Crandall, K., Leones, J., and Colby, B. G. (1992). Nature-based tourism and the economy of Southeastern Arizona: Economic impacts of visitation to Ramsey Canyon Preserve and the San Pedro Riparian National Conservation Area. Tuscon, AZ: University of Arizona.

Eubanks, T., Ditton, R. B., and Stoll, R. J. (1998). Platte River nature recreation study: The economic impact of wildlife watching on the Platte River in Nebraska. Report to the U.S. Environmental Protection Agency.

Eubanks, T. and Stoll, J. R. (1999). Avitourism in Texas: Two studies of birders in Texas and their potential support for the proposed World Birding Center. Report to Texas Parks and Wildlife Department, contract Number 44467.
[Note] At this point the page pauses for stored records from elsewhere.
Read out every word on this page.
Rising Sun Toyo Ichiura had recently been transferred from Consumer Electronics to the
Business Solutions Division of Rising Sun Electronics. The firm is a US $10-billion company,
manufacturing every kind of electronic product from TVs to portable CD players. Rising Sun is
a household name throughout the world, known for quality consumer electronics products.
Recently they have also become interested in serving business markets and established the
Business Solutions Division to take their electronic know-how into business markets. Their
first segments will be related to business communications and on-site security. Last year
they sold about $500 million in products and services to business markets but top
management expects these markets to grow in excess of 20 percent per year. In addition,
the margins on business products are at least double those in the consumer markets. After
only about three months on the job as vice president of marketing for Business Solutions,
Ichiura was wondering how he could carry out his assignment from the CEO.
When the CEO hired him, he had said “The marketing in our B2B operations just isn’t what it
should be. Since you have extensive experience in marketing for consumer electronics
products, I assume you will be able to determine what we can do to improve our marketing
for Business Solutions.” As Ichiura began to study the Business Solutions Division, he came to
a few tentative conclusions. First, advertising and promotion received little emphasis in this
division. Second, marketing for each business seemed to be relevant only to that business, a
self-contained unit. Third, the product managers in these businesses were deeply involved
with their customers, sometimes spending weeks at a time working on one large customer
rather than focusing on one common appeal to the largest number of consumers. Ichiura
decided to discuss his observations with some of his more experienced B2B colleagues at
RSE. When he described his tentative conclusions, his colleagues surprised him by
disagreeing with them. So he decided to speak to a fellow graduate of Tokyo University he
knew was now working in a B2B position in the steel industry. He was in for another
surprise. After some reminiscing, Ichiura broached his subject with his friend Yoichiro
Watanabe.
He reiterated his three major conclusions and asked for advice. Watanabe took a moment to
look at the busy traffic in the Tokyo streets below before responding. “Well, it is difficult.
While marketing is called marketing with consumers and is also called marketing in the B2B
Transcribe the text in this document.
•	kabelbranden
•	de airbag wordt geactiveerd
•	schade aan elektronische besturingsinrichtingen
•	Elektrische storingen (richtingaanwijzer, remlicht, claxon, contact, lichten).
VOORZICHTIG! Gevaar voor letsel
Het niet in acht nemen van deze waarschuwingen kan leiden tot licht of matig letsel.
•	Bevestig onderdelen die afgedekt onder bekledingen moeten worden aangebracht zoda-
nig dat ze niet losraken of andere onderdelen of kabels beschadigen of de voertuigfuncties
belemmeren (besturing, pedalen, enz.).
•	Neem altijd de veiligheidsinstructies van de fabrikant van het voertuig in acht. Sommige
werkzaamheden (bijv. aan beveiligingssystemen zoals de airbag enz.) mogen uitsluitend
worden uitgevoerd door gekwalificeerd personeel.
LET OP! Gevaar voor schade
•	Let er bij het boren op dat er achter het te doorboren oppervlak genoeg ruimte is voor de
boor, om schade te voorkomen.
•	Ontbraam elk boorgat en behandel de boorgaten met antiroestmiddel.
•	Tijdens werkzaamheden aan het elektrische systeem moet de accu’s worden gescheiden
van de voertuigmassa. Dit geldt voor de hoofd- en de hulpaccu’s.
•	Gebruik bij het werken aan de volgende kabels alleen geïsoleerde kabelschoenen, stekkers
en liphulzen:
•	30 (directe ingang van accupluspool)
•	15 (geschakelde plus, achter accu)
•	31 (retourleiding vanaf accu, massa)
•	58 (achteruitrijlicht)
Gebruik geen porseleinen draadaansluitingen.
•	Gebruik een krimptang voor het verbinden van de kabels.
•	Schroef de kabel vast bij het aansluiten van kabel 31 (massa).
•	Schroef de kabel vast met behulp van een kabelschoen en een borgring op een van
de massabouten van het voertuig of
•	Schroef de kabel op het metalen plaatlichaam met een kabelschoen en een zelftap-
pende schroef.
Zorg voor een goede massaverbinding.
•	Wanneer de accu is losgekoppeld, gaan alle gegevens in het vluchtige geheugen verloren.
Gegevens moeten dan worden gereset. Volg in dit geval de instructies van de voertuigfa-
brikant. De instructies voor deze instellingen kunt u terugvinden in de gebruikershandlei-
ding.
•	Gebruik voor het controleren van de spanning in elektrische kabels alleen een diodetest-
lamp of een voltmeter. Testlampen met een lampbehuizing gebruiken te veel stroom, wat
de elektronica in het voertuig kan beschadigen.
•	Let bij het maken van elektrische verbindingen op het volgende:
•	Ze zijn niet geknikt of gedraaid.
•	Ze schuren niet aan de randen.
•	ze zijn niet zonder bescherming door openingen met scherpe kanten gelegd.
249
Kerlinger, P., Eubanks, T., and Payne, R. H. (1994a) The economic impact of birding ecotourism on the Santa Ana National Wildlife Refuge Area, Texas, 1993-1994. Report to U.S. Fish and Wildlife Service.

Kerlinger, P., and Wiedner, D.S. (1994, November). America's favorite birding sites. Bird Watcher's Digest, 76-81.

Outdoor Industry Foundation (2006). The Active Outdoor Recreation Economy: a $730 billion contribution to the U.S. Economy. Outdoor Industry Foundation.

US Department of the Interior, Fish and Wildlife Service. (2007) 2006 National Survey of Fishing, Hunting and Wildlife - Associated Recreation, National Overview. Washington, DC.: U.S. Government Printing Office.

1 Birding as the primary activity or a special interest; closely observing birds to identify species or otherwise study their habits around the home; those who may engage in birding as a secondary activity are not counted.

2 Birders as people who view, photograph, study, identify, or otherwise take interest in wild birds in the outdoors, no matter how often or if the primary activity.